La caridad pastoral de los sacerdotes es así expresión viva del amor de Cristo por sus hermanos, donde no cuentan las limitaciones y defectos y pecados de los que han sido llamados al ministerio sacerdotal, sino la misericordia de Dios y la gracia de Cristo que ellos administran por decisión del Señor. Sin embargo, la importancia de la santidad de vida de los ministros es grande, porque si todos los bautizados estamos llamados a la santidad de vida, en un ministro la búsqueda de la santidad ha de ser ejemplar y un sacerdote santo es para los demás una referencia permanente y visible de Cristo. La vida de un sacerdote santo es hace ella misma signo sacramental que conviene y ampara el ejercicio del ministerio de santificación que Cristo le ha confiado.
La caridad pastoral de los sacerdotes se ha de manifestar en el servicio entregado y generoso, del cual nos dio ejemplo el mismo Cristo lavando los pies de sus discípulos. Jesús les dice: «Vosotros me llamáis «el Maestro» y «el Señor», y decís bien porque lo soy. Pues si yo, el Maestro y el Señor, os he lavado los piés también vosotros debéis lavaros los pies unos a otros: os he dado ejemplo para que lo que he hecho con vosotros también lo hagáis» (Jn 13-15).

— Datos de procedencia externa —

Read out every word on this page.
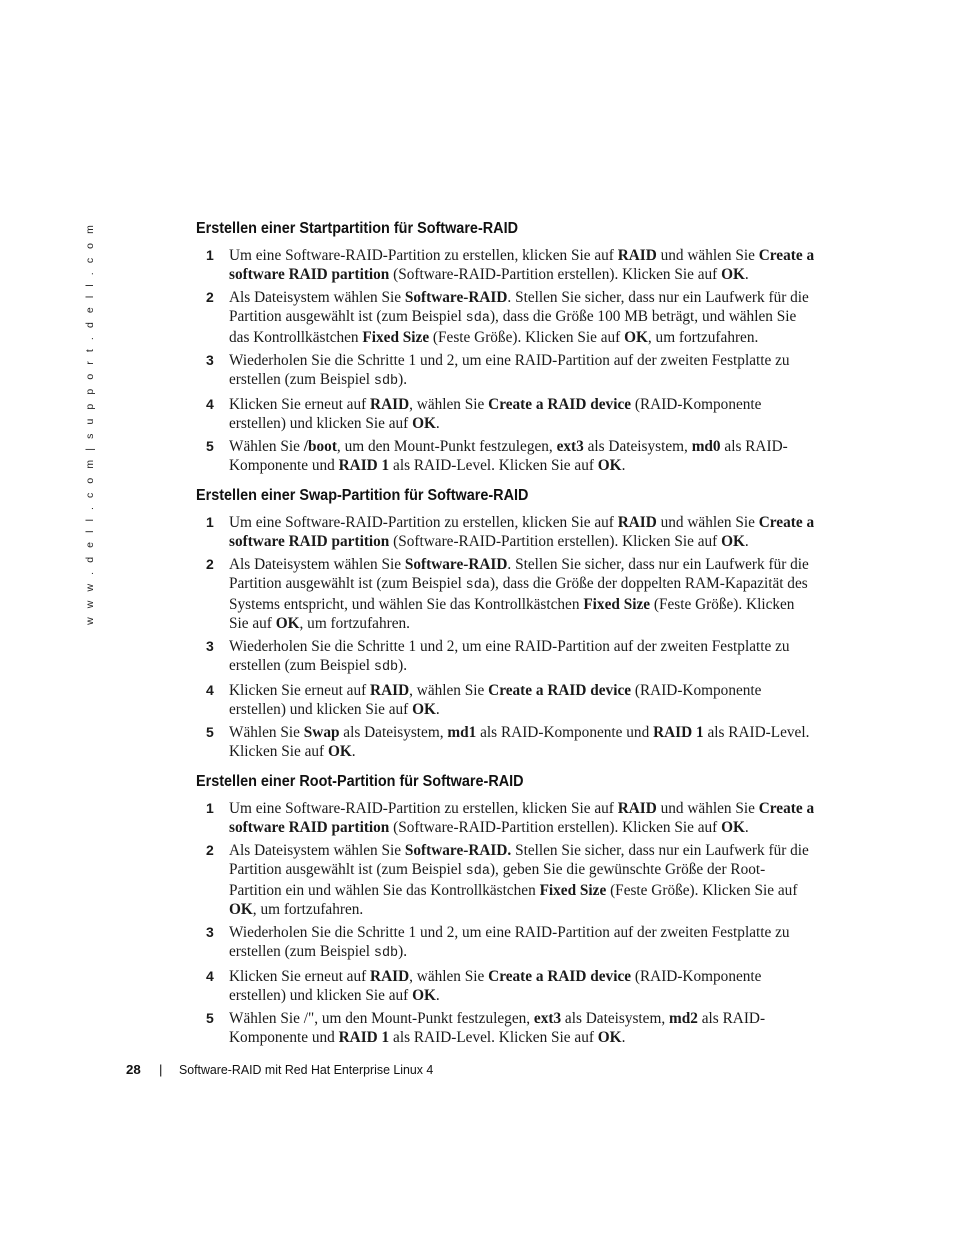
w w w . d e l l . c o m | s u p p o r t . d e l l . c o m	Erstellen einer Startpartition für Software-RAID
1 Um eine Software-RAID-Partition zu erstellen, klicken Sie auf RAID und wählen Sie Create a software RAID partition (Software-RAID-Partition erstellen). Klicken Sie auf OK.
2 Als Dateisystem wählen Sie Software-RAID. Stellen Sie sicher, dass nur ein Laufwerk für die Partition ausgewählt ist (zum Beispiel sda), dass die Größe 100 MB beträgt, und wählen Sie das Kontrollkästchen Fixed Size (Feste Größe). Klicken Sie auf OK, um fortzufahren.
3 Wiederholen Sie die Schritte 1 und 2, um eine RAID-Partition auf der zweiten Festplatte zu erstellen (zum Beispiel sdb).
4 Klicken Sie erneut auf RAID, wählen Sie Create a RAID device (RAID-Komponente erstellen) und klicken Sie auf OK.
5 Wählen Sie /boot, um den Mount-Punkt festzulegen, ext3 als Dateisystem, md0 als RAID-Komponente und RAID 1 als RAID-Level. Klicken Sie auf OK.
Erstellen einer Swap-Partition für Software-RAID
1 Um eine Software-RAID-Partition zu erstellen, klicken Sie auf RAID und wählen Sie Create a software RAID partition (Software-RAID-Partition erstellen). Klicken Sie auf OK.
2 Als Dateisystem wählen Sie Software-RAID. Stellen Sie sicher, dass nur ein Laufwerk für die Partition ausgewählt ist (zum Beispiel sda), dass die Größe der doppelten RAM-Kapazität des Systems entspricht, und wählen Sie das Kontrollkästchen Fixed Size (Feste Größe). Klicken Sie auf OK, um fortzufahren.
3 Wiederholen Sie die Schritte 1 und 2, um eine RAID-Partition auf der zweiten Festplatte zu erstellen (zum Beispiel sdb).
4 Klicken Sie erneut auf RAID, wählen Sie Create a RAID device (RAID-Komponente erstellen) und klicken Sie auf OK.
5 Wählen Sie Swap als Dateisystem, md1 als RAID-Komponente und RAID 1 als RAID-Level. Klicken Sie auf OK.
Erstellen einer Root-Partition für Software-RAID
1 Um eine Software-RAID-Partition zu erstellen, klicken Sie auf RAID und wählen Sie Create a software RAID partition (Software-RAID-Partition erstellen). Klicken Sie auf OK.
2 Als Dateisystem wählen Sie Software-RAID. Stellen Sie sicher, dass nur ein Laufwerk für die Partition ausgewählt ist (zum Beispiel sda), geben Sie die gewünschte Größe der Root-Partition ein und wählen Sie das Kontrollkästchen Fixed Size (Feste Größe). Klicken Sie auf OK, um fortzufahren.
3 Wiederholen Sie die Schritte 1 und 2, um eine RAID-Partition auf der zweiten Festplatte zu erstellen (zum Beispiel sdb).
4 Klicken Sie erneut auf RAID, wählen Sie Create a RAID device (RAID-Komponente erstellen) und klicken Sie auf OK.
5 Wählen Sie /", um den Mount-Punkt festzulegen, ext3 als Dateisystem, md2 als RAID-Komponente und RAID 1 als RAID-Level. Klicken Sie auf OK.
28 | Software-RAID mit Red Hat Enterprise Linux 4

El Jueves Santo es en la tradición cristiana de nuestros días la «Jornada del amor fraterno». Cristo nos da el mandamiento del amor como santo y enseña de la identidad cristiana, y el amor se hace siempre digno de fe; el amor es la gran prueba de la credibilidad de aquello que anunciamos y de la fe que profesamos. Los pobres y
los necesitados, los enfermos y los marginados miran hacia nosotros y solicitan nuestro amor y nuestra atención a sus necesidades. No podemos ignorar el llanto de las víctimas y el sufrimiento de nuestro prójimo, que permanentemente nos recuerda el modo de conducta que Dios pide de nosotros y Cristo ilustró en la parábola del buen samaritano. Una Iglesia samaritana se hace más creíble, una Iglesia en la que los pobres hallan atención a su indigencia y donde los que sufren encuentran el bálsamo para sus heridas hace reconocible a Cristo.

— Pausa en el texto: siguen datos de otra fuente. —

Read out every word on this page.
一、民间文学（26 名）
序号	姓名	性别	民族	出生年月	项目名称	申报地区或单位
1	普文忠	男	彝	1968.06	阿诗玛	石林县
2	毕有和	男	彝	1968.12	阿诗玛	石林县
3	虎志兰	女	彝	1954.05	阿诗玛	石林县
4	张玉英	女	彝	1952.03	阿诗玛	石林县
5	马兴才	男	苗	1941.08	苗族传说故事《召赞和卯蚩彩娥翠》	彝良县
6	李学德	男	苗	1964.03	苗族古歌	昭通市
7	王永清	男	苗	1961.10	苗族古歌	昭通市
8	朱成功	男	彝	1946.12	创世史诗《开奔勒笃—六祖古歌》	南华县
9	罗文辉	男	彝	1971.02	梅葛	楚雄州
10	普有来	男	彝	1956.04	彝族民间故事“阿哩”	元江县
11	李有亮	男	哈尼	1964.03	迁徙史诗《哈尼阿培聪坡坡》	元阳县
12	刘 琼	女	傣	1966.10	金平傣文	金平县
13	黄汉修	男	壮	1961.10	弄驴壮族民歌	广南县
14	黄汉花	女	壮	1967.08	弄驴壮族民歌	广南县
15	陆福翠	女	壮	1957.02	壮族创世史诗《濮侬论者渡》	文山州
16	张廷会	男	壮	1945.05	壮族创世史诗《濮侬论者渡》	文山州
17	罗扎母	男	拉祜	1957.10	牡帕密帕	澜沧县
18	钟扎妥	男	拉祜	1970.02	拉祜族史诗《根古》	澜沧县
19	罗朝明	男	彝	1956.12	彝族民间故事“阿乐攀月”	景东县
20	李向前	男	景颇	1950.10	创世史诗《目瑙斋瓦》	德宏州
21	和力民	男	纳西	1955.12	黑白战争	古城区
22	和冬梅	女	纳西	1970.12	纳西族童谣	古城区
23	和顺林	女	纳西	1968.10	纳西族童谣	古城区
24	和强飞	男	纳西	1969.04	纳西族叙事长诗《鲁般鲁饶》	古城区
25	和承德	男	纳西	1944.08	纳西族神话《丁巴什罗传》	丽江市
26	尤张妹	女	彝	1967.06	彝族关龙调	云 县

Que esta misa del Jueves Santo nos ayude a afianzar esta convicción en nosotros y por la gracia de la redención que Cristo nos ofrece en ella lleguemos a ser mejores cristianos. Que así nos ayude a serlo la mujer eucarística que es santa María, que nos entregó a Cristo que de ella tomó nuestra carne y sangre para ser pan de la vida y bebida de salvación.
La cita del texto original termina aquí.